I remember back in my second year archeology course. As much as I hated that course, it did provide me with an epiphany. At the time, I was still having a hard time accepting the idea of Evolution. Once I personally handled the skull of a Australopithecus afarensis, I knew it was the stake through the heart of SYEC. Whatever doubts I (even now) have about a MetaN interpretation of this evidence, I know there is no way an SYEC framework can account for these skulls. You, dear reader, can literally stick your fingers in the holes and see for yourself.
Let me state what I have just argued, and what I have not argued. I have argued that MethN tells us that this universe, in terms of its appearence, is far too old for an SYEC framework. I have also argued that the fossil record indicates patterns of life on Earth that are incompatible with a SYEC framework.
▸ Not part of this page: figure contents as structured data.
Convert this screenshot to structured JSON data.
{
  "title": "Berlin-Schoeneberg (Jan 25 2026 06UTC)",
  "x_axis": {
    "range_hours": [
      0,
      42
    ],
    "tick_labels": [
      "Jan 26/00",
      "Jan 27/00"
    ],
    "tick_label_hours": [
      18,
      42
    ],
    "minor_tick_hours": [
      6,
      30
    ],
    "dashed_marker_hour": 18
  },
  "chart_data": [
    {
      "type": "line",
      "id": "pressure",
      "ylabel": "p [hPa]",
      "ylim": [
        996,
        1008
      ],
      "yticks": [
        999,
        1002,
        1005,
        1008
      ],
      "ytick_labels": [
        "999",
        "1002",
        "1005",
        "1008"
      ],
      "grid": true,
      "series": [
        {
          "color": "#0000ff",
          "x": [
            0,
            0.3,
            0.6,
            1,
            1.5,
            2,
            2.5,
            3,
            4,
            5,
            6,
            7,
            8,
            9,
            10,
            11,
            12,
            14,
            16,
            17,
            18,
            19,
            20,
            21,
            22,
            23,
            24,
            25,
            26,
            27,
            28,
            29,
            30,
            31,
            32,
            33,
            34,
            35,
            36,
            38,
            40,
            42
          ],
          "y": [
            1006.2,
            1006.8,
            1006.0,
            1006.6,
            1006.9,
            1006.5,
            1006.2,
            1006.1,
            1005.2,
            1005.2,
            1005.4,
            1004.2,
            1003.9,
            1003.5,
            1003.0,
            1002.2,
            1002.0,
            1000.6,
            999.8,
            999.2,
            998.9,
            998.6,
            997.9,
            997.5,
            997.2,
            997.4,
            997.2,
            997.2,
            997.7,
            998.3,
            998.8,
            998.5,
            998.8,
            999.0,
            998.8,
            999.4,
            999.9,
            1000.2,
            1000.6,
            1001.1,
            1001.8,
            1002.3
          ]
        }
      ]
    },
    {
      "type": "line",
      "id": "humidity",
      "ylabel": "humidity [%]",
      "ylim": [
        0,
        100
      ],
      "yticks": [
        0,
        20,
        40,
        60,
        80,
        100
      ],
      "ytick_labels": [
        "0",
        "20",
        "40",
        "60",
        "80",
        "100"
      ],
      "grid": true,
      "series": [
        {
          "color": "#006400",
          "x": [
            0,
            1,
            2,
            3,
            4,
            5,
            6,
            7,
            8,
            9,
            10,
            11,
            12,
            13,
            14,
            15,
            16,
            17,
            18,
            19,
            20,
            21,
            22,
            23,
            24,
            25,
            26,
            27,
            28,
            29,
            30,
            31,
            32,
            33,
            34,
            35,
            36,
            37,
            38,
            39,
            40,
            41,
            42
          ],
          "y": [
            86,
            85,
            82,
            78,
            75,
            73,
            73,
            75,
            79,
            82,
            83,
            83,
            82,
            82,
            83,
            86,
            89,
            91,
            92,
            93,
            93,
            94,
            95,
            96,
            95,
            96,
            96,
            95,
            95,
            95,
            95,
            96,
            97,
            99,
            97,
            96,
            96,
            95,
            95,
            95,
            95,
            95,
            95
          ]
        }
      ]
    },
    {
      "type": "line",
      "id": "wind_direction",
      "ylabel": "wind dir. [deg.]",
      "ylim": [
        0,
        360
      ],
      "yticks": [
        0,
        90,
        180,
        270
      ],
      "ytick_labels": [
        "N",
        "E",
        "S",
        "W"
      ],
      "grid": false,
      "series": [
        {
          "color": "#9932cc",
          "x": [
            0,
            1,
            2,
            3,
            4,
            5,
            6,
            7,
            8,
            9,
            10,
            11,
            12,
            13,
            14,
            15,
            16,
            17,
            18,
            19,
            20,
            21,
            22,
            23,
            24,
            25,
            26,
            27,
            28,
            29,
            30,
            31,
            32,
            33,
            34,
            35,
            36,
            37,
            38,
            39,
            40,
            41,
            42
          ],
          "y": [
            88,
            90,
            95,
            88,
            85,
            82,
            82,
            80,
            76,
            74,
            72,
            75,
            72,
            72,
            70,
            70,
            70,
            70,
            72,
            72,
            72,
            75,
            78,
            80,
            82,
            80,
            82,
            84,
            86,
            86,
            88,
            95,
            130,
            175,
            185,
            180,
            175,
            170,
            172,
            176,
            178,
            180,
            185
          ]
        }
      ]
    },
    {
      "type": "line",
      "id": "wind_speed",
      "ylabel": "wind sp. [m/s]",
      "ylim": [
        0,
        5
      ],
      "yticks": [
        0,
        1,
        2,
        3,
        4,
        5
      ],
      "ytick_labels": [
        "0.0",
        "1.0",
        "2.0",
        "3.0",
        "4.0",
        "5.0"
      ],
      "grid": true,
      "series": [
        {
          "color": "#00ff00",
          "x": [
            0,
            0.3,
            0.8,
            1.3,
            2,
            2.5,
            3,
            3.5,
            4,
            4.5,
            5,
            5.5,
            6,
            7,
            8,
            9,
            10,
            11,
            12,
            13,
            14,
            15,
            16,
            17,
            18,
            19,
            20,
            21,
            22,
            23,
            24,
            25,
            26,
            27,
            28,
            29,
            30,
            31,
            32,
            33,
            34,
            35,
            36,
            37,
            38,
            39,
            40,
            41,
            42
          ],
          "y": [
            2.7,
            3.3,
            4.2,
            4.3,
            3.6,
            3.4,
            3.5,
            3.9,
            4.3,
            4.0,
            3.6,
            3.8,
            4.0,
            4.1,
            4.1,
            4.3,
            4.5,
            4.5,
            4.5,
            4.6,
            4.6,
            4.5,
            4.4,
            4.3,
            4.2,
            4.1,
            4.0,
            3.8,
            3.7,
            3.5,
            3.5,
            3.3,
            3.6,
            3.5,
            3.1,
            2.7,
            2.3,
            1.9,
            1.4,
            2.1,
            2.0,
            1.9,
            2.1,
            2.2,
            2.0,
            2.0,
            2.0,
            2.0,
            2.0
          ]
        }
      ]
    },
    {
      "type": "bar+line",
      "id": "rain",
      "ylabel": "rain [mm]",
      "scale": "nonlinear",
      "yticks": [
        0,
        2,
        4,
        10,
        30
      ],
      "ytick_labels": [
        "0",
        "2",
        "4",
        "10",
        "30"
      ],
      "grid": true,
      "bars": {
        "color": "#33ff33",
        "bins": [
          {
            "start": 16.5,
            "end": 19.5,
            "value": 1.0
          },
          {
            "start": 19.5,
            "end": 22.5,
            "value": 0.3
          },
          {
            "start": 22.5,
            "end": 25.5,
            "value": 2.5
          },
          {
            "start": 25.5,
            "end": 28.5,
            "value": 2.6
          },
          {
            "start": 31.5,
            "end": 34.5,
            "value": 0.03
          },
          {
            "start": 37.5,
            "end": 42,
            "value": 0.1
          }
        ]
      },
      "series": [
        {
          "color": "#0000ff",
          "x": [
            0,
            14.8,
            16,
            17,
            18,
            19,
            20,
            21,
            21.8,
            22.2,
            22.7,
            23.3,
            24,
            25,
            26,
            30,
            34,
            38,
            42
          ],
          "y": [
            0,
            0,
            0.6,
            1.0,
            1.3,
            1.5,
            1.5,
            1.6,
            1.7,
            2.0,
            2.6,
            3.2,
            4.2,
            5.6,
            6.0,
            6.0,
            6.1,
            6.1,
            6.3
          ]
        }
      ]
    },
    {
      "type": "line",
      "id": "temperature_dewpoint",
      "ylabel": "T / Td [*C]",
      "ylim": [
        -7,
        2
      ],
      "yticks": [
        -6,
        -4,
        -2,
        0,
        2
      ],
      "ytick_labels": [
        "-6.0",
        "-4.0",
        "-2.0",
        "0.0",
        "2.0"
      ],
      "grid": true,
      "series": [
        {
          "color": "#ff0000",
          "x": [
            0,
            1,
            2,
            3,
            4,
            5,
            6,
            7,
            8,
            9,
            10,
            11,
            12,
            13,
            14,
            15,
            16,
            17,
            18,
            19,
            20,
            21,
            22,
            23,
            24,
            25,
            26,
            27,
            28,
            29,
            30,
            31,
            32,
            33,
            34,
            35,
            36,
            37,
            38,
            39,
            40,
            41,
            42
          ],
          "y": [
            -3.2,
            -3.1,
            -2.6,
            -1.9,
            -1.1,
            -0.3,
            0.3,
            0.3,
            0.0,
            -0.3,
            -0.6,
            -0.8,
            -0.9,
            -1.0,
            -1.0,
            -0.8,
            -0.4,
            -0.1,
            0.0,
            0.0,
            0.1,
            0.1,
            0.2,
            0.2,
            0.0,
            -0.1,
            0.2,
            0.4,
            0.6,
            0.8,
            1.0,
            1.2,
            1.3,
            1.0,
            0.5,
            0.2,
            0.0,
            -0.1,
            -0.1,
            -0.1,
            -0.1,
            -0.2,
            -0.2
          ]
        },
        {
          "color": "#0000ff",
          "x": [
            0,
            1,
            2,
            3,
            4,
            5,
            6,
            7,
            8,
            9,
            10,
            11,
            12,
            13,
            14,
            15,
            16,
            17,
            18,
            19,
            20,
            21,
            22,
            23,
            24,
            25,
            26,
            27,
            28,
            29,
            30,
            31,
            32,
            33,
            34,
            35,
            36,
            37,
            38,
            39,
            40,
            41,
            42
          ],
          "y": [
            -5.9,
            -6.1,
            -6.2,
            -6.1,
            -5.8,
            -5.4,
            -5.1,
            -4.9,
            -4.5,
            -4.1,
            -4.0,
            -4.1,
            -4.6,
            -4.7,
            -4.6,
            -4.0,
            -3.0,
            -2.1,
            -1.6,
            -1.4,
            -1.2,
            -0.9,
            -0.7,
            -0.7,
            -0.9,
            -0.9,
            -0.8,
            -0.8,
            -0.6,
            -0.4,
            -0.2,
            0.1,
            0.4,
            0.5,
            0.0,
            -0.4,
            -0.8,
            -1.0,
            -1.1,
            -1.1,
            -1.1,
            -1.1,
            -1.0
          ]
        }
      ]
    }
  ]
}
I have argued that SYEC is unscientific and anti-science, and has no place in a science classroom. I have not argued that SYEC is inevitablyfalse upon these grounds.
Again, this post was terribly unclear. Sorry. I don't have the patience for proper proof-reading; I have to admit that my primary concern is merely getting this stuff down on paper. I might end up polishing some of this stuff for academic matters, maybe not.